Lieutenant William Porcher DuBose was the Adjutant of the Holcombe Legion Infantry Battalion in Maryland in 1862. Just before midnight on 14 September Colonel Stevens sent DuBose back toward the crest of South Mountain at Turner’s Gap to

… ascertain whether the enemy still occupied it or had retired … Advancing to the battle-ground, or nearly to it, the Lieutenant left his men and moved on alone. In a few moments a shot was fired and a cry was heard. Falling back some 100 yards, his men waited in vain for his return to them, and two or three of the enemy having been seen, they returned to report the loss of their beloved leader. Whether that single shot proved fatal or whether he is a prisoner I know not …

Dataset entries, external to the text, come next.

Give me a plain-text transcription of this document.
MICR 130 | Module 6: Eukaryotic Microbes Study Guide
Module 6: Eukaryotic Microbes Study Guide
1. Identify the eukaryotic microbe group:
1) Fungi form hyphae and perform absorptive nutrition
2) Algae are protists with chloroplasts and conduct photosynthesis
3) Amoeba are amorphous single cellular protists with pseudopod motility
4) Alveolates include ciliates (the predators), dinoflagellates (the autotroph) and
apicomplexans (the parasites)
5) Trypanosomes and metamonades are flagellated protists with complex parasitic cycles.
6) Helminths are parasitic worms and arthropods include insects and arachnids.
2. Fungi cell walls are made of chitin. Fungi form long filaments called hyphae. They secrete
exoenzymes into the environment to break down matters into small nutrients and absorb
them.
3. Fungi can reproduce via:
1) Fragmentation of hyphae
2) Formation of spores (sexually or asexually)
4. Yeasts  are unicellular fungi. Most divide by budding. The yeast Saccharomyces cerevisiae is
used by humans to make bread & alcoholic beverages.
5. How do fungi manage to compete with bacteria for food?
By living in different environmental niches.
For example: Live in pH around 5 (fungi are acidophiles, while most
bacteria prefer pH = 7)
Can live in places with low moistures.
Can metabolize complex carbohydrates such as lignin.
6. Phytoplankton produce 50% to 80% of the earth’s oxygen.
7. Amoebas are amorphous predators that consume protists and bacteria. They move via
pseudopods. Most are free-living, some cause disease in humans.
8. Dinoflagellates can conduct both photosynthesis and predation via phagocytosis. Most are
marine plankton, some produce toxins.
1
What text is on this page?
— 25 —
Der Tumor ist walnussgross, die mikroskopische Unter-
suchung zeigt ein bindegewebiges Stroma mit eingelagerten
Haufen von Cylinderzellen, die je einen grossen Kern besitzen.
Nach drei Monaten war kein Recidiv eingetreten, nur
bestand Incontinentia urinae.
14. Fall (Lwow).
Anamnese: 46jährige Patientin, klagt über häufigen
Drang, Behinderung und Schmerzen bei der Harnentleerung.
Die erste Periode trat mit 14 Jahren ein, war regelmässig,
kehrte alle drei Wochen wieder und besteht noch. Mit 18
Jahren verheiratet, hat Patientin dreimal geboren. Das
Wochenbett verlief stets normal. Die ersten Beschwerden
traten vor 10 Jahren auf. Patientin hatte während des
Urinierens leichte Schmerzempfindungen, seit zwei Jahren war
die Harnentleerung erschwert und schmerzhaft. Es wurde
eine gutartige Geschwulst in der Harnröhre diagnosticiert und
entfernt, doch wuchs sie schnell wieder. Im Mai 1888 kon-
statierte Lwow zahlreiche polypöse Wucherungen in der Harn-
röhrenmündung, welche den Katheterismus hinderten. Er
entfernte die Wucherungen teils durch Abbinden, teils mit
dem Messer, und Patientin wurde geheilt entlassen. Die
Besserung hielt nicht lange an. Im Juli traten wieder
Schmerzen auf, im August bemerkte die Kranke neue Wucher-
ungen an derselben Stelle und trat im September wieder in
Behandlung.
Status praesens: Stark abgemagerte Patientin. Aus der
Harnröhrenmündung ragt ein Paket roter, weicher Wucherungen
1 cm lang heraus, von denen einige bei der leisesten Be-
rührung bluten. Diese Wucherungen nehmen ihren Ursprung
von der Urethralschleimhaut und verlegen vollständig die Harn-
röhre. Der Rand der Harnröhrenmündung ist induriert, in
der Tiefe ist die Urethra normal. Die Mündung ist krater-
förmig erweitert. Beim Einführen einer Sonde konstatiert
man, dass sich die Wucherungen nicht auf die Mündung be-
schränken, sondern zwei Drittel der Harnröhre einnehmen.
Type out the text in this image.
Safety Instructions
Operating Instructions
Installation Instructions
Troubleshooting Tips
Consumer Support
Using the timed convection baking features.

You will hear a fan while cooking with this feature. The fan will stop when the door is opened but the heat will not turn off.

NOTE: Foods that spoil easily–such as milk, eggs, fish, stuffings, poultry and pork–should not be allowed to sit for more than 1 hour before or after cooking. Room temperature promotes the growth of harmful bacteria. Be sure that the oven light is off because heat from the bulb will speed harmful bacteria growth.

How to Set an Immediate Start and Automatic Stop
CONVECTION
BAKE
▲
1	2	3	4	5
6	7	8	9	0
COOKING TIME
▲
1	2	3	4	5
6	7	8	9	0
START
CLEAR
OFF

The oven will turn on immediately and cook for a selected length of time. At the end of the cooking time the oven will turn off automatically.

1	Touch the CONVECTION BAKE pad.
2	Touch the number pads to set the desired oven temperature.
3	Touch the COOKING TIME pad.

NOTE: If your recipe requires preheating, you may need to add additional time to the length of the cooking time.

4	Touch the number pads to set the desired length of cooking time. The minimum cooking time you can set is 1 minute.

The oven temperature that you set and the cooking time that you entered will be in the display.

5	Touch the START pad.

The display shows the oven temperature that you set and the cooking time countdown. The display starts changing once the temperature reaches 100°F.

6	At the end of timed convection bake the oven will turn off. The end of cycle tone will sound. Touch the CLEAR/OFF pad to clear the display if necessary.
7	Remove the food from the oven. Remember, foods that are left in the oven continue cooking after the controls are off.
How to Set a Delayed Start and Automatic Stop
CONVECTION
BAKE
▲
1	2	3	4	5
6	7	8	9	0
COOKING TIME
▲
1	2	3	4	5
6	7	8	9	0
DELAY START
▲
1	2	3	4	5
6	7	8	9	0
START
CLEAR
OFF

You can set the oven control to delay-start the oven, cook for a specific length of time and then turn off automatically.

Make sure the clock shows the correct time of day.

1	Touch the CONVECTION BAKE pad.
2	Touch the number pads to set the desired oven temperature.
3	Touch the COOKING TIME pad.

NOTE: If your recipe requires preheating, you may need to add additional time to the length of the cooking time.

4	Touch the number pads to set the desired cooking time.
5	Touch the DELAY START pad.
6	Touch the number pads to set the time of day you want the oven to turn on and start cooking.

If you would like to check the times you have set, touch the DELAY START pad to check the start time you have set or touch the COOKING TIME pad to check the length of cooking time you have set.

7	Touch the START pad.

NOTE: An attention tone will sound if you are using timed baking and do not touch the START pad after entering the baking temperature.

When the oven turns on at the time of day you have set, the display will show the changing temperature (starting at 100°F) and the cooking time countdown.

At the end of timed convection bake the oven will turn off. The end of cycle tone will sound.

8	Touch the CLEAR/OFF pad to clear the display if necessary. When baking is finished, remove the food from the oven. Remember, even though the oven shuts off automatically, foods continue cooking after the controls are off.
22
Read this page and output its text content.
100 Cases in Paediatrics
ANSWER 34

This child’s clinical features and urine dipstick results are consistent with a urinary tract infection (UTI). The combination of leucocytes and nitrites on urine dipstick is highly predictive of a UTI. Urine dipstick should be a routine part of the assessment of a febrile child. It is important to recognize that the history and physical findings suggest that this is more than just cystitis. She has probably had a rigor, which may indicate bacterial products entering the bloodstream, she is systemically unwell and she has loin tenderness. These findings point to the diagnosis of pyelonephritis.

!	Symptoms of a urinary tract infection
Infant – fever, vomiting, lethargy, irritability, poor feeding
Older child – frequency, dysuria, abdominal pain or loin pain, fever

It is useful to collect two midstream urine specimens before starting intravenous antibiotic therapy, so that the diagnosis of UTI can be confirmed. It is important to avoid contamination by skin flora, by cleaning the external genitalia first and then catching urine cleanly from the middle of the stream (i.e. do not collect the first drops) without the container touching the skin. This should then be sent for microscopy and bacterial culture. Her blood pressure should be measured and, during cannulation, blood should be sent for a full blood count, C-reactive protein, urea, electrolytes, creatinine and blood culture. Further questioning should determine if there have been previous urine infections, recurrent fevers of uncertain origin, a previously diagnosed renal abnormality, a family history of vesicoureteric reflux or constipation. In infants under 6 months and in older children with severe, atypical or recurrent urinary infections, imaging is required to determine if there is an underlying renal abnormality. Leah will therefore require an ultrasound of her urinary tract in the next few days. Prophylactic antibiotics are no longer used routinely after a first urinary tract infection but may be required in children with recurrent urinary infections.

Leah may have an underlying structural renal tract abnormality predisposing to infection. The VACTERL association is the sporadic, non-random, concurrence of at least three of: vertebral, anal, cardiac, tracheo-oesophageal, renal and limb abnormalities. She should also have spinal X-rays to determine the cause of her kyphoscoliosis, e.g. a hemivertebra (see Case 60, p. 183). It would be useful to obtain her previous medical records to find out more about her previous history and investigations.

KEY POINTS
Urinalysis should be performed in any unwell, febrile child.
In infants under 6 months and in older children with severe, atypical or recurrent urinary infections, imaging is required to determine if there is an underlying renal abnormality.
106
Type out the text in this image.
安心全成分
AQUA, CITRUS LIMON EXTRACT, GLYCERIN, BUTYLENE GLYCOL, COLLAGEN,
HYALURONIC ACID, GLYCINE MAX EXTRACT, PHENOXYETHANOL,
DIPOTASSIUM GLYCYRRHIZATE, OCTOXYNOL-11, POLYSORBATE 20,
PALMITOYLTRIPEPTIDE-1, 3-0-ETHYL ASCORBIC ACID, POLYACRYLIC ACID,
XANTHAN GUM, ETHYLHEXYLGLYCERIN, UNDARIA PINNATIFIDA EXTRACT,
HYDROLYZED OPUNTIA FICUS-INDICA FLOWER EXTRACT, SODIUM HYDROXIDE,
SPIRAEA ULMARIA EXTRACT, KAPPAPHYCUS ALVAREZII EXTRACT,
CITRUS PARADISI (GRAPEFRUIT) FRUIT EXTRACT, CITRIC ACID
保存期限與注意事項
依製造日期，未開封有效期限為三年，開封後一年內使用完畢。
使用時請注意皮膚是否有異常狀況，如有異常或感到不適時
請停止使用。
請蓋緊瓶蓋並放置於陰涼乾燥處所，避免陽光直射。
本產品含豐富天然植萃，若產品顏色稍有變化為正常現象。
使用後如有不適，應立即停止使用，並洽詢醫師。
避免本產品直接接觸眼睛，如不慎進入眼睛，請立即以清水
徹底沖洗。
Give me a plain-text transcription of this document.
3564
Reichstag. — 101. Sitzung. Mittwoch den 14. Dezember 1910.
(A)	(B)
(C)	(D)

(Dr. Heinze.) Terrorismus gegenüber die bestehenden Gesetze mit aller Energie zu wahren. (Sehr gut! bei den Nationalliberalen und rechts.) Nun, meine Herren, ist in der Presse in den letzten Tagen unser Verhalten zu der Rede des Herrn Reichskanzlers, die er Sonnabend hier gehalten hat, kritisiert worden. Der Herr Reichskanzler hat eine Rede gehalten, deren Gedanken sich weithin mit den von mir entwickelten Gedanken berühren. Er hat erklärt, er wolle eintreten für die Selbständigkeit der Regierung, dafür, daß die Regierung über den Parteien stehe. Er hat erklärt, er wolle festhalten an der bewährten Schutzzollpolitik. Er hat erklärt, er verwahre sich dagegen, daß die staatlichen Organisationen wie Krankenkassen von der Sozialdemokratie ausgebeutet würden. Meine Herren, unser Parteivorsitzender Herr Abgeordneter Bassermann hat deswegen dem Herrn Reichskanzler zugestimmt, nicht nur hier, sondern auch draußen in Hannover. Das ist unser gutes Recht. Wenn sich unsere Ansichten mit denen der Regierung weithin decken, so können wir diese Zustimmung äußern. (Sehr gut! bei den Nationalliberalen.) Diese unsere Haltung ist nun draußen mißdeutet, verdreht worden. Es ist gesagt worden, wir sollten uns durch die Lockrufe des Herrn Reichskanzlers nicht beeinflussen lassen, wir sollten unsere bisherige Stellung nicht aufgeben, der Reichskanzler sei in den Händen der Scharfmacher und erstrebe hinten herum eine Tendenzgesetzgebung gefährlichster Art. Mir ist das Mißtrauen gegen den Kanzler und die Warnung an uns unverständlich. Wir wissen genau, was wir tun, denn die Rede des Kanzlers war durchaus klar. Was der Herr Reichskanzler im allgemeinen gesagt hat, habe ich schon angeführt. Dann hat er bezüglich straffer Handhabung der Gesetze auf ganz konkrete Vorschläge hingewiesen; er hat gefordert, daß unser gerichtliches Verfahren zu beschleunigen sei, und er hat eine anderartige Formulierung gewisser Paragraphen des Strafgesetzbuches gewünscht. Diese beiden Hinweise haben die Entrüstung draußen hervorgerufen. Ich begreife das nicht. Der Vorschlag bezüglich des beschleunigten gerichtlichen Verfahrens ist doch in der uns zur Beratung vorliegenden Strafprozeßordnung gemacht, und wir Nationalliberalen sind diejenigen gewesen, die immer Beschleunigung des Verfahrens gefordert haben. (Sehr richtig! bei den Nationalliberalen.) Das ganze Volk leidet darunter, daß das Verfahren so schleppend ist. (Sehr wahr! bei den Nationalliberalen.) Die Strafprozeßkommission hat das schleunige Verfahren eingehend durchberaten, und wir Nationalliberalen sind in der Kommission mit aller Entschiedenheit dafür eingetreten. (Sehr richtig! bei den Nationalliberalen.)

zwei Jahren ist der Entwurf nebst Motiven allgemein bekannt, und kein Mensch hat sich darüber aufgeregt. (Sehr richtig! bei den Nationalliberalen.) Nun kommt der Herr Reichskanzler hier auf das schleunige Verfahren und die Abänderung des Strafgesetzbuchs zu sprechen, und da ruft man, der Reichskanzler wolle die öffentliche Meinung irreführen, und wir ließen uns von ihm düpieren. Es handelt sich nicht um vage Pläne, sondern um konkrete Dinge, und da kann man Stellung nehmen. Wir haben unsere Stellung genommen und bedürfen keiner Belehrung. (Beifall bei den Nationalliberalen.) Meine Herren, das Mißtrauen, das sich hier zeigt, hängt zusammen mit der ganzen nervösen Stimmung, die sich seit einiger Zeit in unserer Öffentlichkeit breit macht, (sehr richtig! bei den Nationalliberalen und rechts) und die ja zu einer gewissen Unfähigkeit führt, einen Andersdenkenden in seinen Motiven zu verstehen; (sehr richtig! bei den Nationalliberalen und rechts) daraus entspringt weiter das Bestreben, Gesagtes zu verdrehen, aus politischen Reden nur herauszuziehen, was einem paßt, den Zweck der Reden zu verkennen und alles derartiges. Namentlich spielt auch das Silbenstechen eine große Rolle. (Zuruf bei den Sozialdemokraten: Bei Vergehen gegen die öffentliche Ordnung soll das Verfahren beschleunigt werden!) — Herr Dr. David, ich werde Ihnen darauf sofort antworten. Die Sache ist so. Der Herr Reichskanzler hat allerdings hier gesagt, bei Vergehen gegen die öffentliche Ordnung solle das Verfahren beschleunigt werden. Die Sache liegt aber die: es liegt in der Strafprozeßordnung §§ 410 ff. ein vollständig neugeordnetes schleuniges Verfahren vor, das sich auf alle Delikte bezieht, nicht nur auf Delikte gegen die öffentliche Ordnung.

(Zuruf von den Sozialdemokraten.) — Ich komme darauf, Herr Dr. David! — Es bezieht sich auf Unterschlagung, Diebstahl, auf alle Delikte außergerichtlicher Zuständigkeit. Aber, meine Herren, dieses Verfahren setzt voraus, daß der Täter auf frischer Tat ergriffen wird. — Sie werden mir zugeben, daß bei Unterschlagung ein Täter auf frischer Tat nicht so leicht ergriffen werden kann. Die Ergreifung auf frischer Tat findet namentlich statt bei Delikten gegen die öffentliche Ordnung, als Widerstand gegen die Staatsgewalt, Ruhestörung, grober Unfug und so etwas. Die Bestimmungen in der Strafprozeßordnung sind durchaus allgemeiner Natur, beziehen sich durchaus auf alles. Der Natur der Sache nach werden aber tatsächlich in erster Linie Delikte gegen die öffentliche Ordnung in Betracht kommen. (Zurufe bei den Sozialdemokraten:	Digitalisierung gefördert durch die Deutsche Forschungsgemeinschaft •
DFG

The shot was accidental, from DuBose’s pistol, and he was captured by pickets of the 107th Pennsylvania Infantry. He was exchanged and returned to duty in November 1862. He later served as Kershaw’s Brigade Chaplain, and was an Episcopal priest and prolific theological writer after the war.

His photographs, above in clerical collar, and below as a Citadel Cadet, are from the Archive at the University of the South, Sewanee, TN as published in Robert Boak Slocum’s The Theology of William Porcher Dubose: Life, Movement, and Being (2000).